Spokeswoman Janet Smith said the company's Crosby plant northwest of Houston "has continued to employ a full staff, and has also kept many others busy, working to repair damage caused by deep flooding and respond to recommendations of the" Chemical Safety Board.
Arkema would restart the site's logistics platform so it can "serve as a depot" to support US Gulf Coast customers, though timing of that resumption "depends on completion of some final steps," Smith said in an email.
Production restarts are on hold in order to complete "additional process safety work" which was slowed to adhere to safety protocols amid the coronavirus pandemic, "which has substantially reduced demand."
The Crosby site took on more than six feet of water when Harvey drowned the Texas Gulf Coast in 2017, dumping unprecedented amounts of rainfall that surpassed 60 inches over three days in some areas.
Arkema produced organic peroxides at the site, which are used as a catalyst in production of plastic resins, such as construction staple polyvinyl chloride, polystyrene, polyethylene and polypropylene.
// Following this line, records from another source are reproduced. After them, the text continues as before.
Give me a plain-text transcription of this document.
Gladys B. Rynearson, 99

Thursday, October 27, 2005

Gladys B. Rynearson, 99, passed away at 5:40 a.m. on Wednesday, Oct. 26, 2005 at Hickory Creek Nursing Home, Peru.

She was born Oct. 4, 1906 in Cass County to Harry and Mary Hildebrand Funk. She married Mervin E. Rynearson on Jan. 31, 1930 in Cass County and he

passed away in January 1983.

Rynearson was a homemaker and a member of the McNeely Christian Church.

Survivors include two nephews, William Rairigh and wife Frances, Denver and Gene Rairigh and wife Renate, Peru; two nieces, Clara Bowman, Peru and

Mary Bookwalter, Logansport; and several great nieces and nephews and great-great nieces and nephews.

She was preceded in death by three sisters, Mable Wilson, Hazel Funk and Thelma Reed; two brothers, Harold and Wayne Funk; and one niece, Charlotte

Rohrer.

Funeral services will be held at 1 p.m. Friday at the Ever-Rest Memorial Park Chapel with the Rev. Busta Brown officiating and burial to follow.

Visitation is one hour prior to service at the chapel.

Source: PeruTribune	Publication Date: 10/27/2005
The Crosby site is one of 34 Arkema manufacturing facilities in the US, including two other plants that have organic peroxides production.
Organic peroxides must be refrigerated to remain stable, and will ignite if allowed to warm up. When Harvey swamped the Crosby site, workers moved peroxides from generator-powered refrigerated warehouses as rising water threatened electrical equipment to refrigerated trailers also powered by generators. Floodwaters overwhelmed generators and forklifts used to move the pallets, and workers moved containers by hand.
Emergency management officials ordered those workers to evacuate when water levels reached six feet, and orders residents within a 1.5-mile radius to evacuate.
With no refrigeration, the peroxides warmed, decomposed, exploded and burned.
Within two days, a Houston Police bomb squad ignited the rest, rather than wait for them to burn on their own.The site has been shut ever since.
Arkema has worked with regulators for permits to revamp and replace structures at the Crosby complex aimed at addressing worst-case flood risks.
The CSB concluded in 2018 that Arkema had multiple safety steps in place before Harvey hit, but none anticipated the storm's unprecedented rainfall. The CSB said Arkema had sufficient safeguards for a 500-year flooding event, but Harvey was a one-in-1,000 year event.
Shortly after the CSB issued its findings, a Harris County grand jury handed up the first of two indictments against the company and three executives on charges stemming from emissions from the fires and injuries to first responders who entered those clouds without protective equipment.
On Oct. 1, a Texas judge dismissed the last of those charges, ruling that prosecutors lacked sufficient evidence to prove wrongdoing. Visiting Judge Belinda Hill had previously dismissed charges against two of the individuals, once at the request of prosecutors who determined they lacked adequate proof.
The trial began in March, was suspended for six months because of coronavirus pandemic-related safety protocols and resumed in September.